— Так оно будет вернее... Так будет вернее... — бормотал он тихонько себе под нос. Потом он выбрал удобную длинную иглу. — Давай сюда руку. Не эту. Эту вчера кололи, вот ту, — обратился он к Степке.
— Ну-ка, Иваныч, и я тебе помогу, — вдруг сказал Волжак, который до этого пристально наблюдал за Баграмовым.
— Отойди, не мешай! Говорю, отойди! — с неожиданной злостью огрызнулся Баграмов. Он деловито и методично подсучил рукав повара и скрутил жгут из Степкиного полотенца, чтобы зажать руку.
— Ты собой не гордись-ко! — упорно и твердо сказал Волжак. — Пусти, жгут подержу!
Не взглянув на помощника, Баграмов отдал ему концы полотенца.

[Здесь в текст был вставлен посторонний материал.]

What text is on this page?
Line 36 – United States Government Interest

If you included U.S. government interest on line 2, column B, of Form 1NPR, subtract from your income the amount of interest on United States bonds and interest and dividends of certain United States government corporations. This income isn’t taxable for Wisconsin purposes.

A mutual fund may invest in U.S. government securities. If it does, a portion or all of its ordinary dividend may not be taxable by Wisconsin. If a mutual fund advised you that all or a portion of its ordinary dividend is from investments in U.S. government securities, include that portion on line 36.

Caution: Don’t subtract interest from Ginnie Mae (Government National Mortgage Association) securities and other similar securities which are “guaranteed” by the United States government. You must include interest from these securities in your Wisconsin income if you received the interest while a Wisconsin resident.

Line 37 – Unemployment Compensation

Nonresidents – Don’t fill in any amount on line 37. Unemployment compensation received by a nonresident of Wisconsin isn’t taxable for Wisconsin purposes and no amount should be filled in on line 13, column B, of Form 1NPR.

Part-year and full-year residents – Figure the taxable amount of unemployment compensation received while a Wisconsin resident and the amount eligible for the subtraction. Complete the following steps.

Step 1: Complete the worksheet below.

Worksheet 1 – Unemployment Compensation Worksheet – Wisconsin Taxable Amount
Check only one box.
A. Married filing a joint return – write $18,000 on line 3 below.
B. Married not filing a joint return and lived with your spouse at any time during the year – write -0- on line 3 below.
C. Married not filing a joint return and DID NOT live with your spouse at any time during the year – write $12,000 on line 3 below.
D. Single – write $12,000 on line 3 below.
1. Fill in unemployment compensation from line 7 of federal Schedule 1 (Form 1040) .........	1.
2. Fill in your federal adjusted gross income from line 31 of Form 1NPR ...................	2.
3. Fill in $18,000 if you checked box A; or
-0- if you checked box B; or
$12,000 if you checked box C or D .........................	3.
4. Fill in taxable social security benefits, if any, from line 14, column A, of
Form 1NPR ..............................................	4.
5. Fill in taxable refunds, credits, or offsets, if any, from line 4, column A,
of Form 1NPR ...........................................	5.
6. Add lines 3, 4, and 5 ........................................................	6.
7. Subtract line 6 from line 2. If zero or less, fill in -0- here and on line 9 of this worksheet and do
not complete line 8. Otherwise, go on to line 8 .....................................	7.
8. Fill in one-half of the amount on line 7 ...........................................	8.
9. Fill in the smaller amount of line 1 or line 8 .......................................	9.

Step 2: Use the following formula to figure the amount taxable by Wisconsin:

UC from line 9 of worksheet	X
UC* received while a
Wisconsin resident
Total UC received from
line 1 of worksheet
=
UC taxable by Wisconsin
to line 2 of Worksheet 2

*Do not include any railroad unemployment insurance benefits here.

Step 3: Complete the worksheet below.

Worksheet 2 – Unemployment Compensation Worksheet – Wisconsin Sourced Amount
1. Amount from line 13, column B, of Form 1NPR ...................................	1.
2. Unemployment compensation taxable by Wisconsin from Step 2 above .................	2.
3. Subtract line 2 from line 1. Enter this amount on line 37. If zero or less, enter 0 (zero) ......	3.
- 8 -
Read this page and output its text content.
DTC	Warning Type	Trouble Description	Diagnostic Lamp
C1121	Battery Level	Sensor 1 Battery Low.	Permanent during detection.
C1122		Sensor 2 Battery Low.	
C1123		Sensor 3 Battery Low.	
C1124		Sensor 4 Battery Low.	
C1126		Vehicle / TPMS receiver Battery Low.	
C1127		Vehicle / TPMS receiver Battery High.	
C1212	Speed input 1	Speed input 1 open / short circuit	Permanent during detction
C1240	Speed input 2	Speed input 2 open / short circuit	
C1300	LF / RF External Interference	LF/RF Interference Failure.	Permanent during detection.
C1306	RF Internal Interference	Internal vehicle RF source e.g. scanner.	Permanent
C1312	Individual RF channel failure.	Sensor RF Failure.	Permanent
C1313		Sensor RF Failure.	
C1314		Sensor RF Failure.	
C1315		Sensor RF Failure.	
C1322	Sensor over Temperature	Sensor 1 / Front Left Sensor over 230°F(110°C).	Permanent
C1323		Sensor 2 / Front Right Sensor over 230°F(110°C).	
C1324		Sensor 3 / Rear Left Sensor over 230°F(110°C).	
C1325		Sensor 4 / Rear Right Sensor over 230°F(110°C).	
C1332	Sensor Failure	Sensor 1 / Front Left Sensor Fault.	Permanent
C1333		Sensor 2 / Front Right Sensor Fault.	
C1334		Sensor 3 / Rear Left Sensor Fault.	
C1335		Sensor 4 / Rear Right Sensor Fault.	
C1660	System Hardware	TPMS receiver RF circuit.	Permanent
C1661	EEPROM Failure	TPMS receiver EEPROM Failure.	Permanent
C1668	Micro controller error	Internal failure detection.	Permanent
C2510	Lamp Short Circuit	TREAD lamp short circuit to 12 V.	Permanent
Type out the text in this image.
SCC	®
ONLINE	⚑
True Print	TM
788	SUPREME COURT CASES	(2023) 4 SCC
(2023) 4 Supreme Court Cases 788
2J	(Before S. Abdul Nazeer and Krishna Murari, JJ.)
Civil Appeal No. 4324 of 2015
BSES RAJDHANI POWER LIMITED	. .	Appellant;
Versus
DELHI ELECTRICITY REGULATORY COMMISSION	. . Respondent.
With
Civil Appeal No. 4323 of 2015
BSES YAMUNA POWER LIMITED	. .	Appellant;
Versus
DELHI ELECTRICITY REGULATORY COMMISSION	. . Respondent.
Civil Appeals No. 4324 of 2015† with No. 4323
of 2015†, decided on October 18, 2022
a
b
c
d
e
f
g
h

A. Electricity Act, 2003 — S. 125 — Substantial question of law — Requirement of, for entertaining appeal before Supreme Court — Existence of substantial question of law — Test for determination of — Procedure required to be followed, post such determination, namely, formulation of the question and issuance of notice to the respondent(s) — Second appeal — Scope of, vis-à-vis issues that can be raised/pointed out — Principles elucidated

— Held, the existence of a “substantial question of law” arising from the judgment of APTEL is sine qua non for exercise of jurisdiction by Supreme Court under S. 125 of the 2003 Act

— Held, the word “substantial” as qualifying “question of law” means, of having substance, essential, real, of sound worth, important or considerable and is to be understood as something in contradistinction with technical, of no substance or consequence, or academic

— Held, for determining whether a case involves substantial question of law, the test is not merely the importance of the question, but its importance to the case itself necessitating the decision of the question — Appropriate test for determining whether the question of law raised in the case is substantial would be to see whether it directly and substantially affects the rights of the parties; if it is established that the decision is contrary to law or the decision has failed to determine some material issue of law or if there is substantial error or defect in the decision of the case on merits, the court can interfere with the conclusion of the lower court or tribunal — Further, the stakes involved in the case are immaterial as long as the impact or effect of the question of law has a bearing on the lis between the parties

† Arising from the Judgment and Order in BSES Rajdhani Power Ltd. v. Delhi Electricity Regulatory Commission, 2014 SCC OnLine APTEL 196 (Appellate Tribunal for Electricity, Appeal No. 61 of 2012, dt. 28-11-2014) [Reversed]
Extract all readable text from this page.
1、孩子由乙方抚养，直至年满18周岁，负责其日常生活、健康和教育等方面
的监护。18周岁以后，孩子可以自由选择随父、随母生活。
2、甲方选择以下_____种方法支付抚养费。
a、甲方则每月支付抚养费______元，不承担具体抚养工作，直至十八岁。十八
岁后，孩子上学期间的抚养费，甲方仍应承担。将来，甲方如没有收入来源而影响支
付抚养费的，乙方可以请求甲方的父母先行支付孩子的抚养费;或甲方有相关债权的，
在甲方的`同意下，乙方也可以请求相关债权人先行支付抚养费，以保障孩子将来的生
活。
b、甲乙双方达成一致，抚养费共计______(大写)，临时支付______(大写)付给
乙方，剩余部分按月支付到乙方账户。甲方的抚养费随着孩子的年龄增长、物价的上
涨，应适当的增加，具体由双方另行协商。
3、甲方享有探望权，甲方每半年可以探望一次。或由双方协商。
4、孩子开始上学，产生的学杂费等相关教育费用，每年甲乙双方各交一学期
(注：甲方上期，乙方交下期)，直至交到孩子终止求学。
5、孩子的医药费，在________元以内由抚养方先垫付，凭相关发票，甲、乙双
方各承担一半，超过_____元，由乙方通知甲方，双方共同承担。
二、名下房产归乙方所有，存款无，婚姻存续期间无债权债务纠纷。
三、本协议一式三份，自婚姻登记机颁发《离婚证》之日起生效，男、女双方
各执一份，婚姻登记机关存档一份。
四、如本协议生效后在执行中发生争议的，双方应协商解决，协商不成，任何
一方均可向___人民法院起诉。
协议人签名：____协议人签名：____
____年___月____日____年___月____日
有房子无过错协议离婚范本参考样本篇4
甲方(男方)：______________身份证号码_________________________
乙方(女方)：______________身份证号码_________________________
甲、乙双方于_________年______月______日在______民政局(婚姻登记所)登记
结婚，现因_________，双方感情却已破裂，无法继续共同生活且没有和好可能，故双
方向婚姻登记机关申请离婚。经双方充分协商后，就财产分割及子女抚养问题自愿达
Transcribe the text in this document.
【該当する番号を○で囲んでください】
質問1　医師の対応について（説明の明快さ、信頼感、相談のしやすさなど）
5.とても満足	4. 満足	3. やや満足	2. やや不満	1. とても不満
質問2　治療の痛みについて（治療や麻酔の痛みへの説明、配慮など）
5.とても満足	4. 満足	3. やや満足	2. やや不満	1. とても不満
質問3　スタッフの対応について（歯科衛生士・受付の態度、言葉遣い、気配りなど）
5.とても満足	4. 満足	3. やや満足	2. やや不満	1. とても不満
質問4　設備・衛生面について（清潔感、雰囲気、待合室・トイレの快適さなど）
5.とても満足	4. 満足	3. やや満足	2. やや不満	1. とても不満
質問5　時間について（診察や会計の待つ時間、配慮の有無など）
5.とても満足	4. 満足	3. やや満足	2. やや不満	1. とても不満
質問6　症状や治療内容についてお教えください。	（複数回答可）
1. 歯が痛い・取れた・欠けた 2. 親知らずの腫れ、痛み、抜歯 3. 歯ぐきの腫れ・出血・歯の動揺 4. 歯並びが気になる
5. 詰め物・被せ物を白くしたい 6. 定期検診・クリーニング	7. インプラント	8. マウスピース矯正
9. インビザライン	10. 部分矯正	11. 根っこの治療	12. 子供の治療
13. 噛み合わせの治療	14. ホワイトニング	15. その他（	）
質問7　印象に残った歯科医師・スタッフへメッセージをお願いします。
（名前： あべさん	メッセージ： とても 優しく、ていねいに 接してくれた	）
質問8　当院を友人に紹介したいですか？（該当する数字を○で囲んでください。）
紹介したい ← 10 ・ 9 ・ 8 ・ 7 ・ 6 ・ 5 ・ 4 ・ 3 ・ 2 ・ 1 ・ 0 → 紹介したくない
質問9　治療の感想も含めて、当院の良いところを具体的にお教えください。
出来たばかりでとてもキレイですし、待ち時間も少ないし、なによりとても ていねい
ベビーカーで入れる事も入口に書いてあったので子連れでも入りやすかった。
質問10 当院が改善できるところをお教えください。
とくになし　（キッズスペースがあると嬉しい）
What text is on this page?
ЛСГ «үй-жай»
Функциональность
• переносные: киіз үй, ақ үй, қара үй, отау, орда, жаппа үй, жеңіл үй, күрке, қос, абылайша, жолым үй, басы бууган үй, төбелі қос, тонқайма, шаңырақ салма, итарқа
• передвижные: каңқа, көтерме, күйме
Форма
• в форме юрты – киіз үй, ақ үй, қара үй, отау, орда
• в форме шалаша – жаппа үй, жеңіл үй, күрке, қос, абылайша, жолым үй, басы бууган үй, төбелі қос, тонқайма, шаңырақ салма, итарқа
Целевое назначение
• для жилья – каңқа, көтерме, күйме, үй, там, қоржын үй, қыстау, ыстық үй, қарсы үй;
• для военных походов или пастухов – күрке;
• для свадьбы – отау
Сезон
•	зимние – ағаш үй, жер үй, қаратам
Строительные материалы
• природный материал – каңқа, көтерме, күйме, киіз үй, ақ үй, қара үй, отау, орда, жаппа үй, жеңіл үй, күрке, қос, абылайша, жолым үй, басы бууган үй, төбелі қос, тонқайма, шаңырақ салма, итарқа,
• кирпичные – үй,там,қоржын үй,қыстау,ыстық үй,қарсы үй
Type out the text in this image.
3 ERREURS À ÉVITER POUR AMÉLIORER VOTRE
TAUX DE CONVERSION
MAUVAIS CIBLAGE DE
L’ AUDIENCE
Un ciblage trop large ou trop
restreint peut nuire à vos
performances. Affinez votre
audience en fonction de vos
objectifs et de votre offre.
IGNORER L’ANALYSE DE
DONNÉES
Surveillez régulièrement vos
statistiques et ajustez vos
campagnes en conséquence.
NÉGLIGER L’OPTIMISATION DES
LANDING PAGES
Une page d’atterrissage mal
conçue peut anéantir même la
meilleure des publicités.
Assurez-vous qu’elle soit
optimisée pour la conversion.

Волжак ловко зажал руку повара, и Баграмов пристально впился взглядом в синеющие полоски медленно выступающих вен, изредка и мимолетно косясь на тупое угрястое лицо Степки, на нательный серебряный крест на тонкой цепочке, висевший на Степкиной шее, на голую грудастую женщину, которая была сделана искусной татуировкой у повара на руке.
Емельян сейчас думал только о том, чтобы дать себе точный отчет в том, что делает. Но, видимо, ненависть была слишком сильна в нем в эту минуту, должно быть, она просочилась в зрачки и явственно брызнула в его взгляде — Степка вобрал в плечи голову и беспокойно заерзал.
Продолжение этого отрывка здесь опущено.